Migration and Violent Crime: Lessons from the Russian Experience


The relationship between migration, both internal and international, and crime is not a matter of merely academic interest.  Many laws and public policies directly and profoundly affect migration within and across national borders.  At a time when international migration is attracting increasing attention of policy makers, courts, and legislators, there is a real need to better understand and predict the public-order consequences of laws affecting population movements.  This article exploits the Russian experience to further that aim.

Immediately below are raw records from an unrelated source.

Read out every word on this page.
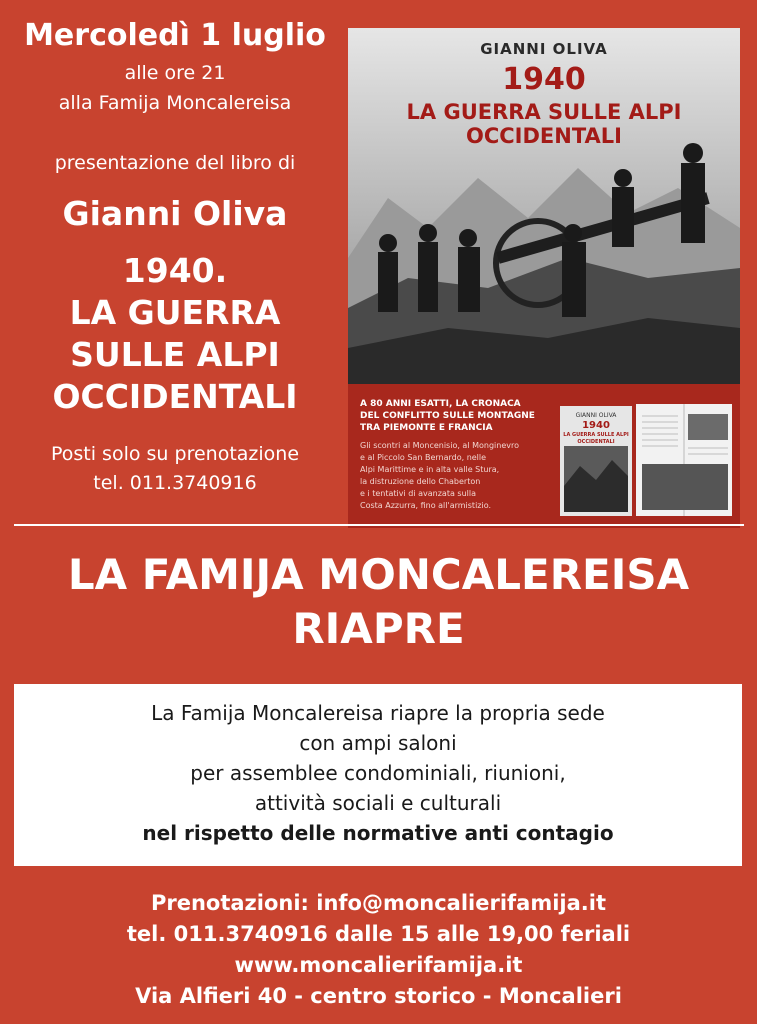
Mercoledì 1 luglio
alle ore 21
alla Famija Moncalereisa
presentazione del libro di
Gianni Oliva
1940.
LA GUERRA
SULLE ALPI
OCCIDENTALI
Posti solo su prenotazione
tel. 011.3740916
GIANNI OLIVA
1940
LA GUERRA SULLE ALPI
OCCIDENTALI
A 80 ANNI ESATTI, LA CRONACA
DEL CONFLITTO SULLE MONTAGNE
TRA PIEMONTE E FRANCIA
Gli scontri al Moncenisio, al Monginevro
e al Piccolo San Bernardo, nelle
Alpi Marittime e in alta valle Stura,
la distruzione dello Chaberton
e i tentativi di avanzata sulla
Costa Azzurra, fino all'armistizio.
GIANNI OLIVA
1940
LA GUERRA SULLE ALPI OCCIDENTALI
LA FAMIJA MONCALEREISA
RIAPRE
La Famija Moncalereisa riapre la propria sede
con ampi saloni
per assemblee condominiali, riunioni,
attività sociali e culturali
nel rispetto delle normative anti contagio
Prenotazioni: info@moncalierifamija.it
tel. 011.3740916 dalle 15 alle 19,00 feriali
www.moncalierifamija.it
Via Alfieri 40 - centro storico - Moncalieri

The relationship between population movements and crime has been the subject of a growing social science literature. That literature yields but one clear conclusion: that the relationship defies generalization.  In some contexts, a concentration of newcomers (whether native or foreign) in communities correlate with higher, and in other contexts, with lower, violent crime rates across space.  Some population movements appear to improve, and others to erode, the social capacity for informal control over crime.  In this article, I marshal evidence for one promising explanation for the disparate consequences of different population movements, emphasizing the role of social ties and networks. That explanation suggests that where migrations destroy social networks among the migrants or in receiving communities, the social capacity for informal control over violent behaviors is undermined, and public order is liable to suffer. By contrast, where social networks drive migrations and are preserved or reconstituted in areas of settlement, no comparable disruptive effects ensue. Russia’s experience under Soviet rule furnishes a singularly fitting example of population movements that definitively disrupted preexisting social structures and obstructed formation of new ones.  I make use of statistical analysis to demonstrate that the Russian post-communist geography of homicide was shaped profoundly by communist-era migration and settlement patterns.  In this way, it offers evidence for the proposition that network-disrupting migrations are strongly associated with higher violent crime rates, and that state laws and policies that produce these sorts of movements come at a high social cost.  The idiosyncratic character of Russia’s migration history makes it an empirically convenient case – the proverbial “natural experiment” – to explore the full effects of specifically network-disrupting population movements.  Its idiosyncrasy notwithstanding, the Russian experience yields generalizable implications for our understanding of the migration-crime relationship, and our ability to identify those policies that are most likely to disrupt the social processes of informal control and contribute to violent crime.